Love is not easy. I think we’re conditioned to think it is, but it isn’t. From the time we’re a child, we’re told to love others. And so, we tell people—friends, significant others, family—that we love them, without ever considering the weight of what we’re saying. What it means to love. The never ceasing work it requires.
Even so, I love love.
Not budding love.
Not obligatory love.
Not romantic love.
Not celebrity love.
Real love.
That hard love. That love sculpted from experience after experience after experience. Love tested by hardships and heartbreaks. Love that forgives without apology. Love that builds up, rather than tears down. Love that accepts someone’s faults. Love that not only hopes, but believes.
Real snapshots of this love aren’t found on social media or on television. They’re most often found during mundane moments. It’s a door being held for someone who cannot move quickly. It’s giving up the last bite. It’s conversations about bad days. It’s standing in the rain waiting for the dog to pee. It’s an introvert in a crowded room, and an extrovert on a quiet couch. It’s questions of why and how and what if. It’s giving up control of the radio. It’s learning a new sport or language or a hobby. It’s holding the hand of someone in so much pain they cannot speak.

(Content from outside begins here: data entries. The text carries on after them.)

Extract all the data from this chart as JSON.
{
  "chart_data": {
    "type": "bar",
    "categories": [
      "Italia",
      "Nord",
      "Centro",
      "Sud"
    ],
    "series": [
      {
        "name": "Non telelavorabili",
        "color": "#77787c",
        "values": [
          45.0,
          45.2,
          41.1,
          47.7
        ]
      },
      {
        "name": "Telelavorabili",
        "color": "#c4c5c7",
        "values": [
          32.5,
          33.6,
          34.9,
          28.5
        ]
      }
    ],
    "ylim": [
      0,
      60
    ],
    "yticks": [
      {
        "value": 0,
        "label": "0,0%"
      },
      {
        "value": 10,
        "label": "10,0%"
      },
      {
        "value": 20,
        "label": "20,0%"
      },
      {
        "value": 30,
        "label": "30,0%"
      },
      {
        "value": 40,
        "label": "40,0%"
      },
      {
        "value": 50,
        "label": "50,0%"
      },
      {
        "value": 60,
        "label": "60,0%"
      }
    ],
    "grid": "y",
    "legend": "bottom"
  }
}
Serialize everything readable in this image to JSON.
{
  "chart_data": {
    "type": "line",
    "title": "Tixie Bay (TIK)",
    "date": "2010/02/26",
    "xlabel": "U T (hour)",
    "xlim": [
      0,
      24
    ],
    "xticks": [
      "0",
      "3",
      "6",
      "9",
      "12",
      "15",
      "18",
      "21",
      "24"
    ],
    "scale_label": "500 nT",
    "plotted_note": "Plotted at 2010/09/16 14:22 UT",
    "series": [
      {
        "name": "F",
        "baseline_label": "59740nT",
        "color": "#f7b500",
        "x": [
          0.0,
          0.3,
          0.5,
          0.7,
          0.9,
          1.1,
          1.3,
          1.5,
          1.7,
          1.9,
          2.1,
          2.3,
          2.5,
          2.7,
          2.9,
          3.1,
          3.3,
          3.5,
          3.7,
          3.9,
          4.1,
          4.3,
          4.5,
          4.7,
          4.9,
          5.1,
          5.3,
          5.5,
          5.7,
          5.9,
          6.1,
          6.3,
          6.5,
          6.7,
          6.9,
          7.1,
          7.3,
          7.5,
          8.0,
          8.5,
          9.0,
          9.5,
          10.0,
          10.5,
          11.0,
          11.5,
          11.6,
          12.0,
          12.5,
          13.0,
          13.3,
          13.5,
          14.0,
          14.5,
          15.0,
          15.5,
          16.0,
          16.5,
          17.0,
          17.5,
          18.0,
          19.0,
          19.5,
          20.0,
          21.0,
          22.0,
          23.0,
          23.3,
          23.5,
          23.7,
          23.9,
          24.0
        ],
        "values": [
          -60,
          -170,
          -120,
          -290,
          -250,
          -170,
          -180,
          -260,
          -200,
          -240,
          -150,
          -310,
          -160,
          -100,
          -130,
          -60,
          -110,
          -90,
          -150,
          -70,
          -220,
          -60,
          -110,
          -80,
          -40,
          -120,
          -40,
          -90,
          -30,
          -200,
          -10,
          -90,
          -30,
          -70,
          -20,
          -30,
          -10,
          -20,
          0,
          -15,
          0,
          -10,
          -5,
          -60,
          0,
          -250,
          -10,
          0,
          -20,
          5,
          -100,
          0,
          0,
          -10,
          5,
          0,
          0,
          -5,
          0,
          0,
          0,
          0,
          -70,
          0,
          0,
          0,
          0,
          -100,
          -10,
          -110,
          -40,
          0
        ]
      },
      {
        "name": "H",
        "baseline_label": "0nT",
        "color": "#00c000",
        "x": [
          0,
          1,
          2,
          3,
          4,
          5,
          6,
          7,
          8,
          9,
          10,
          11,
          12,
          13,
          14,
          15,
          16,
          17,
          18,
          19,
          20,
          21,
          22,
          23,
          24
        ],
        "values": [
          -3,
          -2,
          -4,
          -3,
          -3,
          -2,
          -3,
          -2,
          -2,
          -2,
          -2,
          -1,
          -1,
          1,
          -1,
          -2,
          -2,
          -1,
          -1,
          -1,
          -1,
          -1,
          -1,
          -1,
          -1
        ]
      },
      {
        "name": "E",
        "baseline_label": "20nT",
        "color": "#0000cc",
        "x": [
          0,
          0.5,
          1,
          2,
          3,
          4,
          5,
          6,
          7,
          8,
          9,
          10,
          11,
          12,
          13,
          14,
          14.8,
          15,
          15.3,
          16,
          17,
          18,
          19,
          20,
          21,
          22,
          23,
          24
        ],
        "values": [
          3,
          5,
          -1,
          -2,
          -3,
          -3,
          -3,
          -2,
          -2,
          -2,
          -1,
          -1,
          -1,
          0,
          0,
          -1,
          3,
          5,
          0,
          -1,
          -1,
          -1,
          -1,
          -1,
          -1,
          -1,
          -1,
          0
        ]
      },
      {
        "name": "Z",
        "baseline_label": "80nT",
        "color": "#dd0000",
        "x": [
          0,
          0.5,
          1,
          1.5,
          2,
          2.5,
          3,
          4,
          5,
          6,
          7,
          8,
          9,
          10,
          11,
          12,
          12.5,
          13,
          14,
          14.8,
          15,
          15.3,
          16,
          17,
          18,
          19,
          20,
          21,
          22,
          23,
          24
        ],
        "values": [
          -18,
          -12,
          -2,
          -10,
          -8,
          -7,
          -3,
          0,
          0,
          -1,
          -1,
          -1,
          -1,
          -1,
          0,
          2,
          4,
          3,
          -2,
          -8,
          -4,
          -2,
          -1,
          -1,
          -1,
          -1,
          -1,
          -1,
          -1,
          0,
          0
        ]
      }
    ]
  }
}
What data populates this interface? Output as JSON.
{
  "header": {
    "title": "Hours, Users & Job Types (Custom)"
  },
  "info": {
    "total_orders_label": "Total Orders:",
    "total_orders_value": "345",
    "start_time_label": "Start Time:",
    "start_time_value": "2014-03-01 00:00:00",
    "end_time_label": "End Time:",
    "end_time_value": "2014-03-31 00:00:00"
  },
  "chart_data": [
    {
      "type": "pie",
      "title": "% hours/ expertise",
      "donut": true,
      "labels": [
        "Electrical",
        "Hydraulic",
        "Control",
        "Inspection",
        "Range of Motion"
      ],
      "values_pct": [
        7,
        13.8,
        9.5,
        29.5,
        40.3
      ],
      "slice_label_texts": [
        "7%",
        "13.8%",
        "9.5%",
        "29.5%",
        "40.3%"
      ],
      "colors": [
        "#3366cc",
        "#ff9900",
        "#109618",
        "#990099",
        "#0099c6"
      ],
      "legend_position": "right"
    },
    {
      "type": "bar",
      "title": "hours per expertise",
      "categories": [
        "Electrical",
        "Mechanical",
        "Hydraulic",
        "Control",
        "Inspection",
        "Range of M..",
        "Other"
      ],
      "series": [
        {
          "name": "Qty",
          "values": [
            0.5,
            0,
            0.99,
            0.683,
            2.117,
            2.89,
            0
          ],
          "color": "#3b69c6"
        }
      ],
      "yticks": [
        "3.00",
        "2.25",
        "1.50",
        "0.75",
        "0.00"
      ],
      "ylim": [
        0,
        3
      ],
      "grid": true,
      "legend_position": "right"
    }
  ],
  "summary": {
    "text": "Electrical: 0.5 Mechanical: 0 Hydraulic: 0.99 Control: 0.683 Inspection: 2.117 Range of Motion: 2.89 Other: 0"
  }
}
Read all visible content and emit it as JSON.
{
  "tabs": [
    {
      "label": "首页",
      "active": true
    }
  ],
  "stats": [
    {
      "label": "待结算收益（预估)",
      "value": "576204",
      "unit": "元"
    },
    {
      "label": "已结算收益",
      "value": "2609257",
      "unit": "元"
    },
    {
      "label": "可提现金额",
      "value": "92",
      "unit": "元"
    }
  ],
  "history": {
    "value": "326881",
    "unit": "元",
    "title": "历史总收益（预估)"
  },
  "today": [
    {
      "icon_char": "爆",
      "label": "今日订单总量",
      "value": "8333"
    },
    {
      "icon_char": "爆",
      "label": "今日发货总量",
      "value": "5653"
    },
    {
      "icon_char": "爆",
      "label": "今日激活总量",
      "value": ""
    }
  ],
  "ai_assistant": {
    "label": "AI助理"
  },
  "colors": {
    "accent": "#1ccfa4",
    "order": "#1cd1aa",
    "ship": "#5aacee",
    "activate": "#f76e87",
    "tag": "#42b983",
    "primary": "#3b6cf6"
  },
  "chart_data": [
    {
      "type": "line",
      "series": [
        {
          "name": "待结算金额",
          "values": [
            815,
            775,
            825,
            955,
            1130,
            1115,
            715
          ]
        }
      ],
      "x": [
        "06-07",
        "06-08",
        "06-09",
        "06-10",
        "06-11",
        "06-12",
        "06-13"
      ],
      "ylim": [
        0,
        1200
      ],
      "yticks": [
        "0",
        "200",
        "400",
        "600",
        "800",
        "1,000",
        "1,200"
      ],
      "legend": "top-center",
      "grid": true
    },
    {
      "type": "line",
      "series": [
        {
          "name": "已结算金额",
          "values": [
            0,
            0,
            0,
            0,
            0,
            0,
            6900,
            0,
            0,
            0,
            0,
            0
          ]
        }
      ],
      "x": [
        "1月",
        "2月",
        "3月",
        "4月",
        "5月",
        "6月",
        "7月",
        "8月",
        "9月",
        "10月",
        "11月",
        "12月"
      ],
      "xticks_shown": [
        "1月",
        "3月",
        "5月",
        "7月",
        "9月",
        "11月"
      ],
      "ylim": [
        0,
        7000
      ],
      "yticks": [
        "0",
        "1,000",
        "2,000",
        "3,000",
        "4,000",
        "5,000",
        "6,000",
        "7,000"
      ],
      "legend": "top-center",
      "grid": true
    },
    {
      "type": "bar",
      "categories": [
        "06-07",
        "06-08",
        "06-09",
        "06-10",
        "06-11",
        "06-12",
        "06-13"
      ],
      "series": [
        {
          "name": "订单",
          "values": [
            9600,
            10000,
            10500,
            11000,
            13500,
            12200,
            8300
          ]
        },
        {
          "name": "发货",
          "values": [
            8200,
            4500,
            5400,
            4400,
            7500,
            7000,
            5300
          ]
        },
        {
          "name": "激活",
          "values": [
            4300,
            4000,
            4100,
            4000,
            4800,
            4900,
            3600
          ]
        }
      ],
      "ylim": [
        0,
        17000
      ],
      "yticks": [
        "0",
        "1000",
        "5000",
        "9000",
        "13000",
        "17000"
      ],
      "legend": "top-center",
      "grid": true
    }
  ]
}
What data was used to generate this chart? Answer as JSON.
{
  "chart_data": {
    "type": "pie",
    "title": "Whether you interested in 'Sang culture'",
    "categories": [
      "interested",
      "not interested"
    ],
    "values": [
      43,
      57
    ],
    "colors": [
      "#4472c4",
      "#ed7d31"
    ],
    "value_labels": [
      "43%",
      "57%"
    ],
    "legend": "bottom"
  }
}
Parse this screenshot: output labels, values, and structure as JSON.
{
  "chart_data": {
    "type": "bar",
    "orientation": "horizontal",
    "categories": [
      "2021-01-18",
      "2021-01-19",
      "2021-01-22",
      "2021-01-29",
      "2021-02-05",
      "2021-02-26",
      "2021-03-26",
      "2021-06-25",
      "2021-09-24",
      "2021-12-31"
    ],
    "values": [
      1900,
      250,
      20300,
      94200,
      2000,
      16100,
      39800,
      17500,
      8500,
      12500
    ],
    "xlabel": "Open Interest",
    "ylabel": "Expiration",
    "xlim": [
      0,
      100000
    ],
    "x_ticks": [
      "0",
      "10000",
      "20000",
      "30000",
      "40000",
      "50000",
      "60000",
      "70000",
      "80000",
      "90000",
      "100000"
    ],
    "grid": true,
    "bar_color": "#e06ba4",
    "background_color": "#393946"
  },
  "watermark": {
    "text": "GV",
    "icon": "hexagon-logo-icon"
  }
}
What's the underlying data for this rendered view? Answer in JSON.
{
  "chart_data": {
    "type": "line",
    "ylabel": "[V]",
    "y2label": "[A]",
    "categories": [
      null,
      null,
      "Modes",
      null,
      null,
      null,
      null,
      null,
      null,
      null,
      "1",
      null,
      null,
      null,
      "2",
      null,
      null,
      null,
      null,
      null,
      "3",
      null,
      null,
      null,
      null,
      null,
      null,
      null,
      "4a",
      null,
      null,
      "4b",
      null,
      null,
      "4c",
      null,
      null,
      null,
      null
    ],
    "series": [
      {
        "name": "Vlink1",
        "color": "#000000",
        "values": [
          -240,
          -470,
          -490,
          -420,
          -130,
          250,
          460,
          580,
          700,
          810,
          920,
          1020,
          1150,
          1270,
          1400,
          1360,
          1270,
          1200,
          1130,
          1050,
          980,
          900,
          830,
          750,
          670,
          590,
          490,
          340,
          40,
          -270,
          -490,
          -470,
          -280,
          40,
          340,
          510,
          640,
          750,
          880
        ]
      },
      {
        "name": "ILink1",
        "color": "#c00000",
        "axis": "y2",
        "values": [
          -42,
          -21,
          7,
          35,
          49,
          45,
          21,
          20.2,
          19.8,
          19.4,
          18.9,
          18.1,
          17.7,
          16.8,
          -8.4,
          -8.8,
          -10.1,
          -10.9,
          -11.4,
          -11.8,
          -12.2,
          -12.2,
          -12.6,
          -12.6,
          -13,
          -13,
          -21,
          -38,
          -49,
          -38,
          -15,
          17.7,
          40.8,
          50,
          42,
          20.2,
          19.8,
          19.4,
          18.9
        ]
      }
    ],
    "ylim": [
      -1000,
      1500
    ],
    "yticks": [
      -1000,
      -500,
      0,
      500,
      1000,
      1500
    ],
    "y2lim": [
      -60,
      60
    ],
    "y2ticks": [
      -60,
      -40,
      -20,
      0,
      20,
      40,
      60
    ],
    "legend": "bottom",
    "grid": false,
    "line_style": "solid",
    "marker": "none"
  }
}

You can’t force love. Those words we tell our children to say, that we spit out at the end of an argument and scribble into greeting cards are meaningless. Real love is one person at a time making a decision about how they are going to treat others. It’s tedious and slow going and sometimes seems impossible, but if you’re lucky, every so often when you least expect it, you’ll see it glimmer. Love will sparkle on a rainy day, in a crowded room, in a life changing situation and you’ll see why it’s so worth it.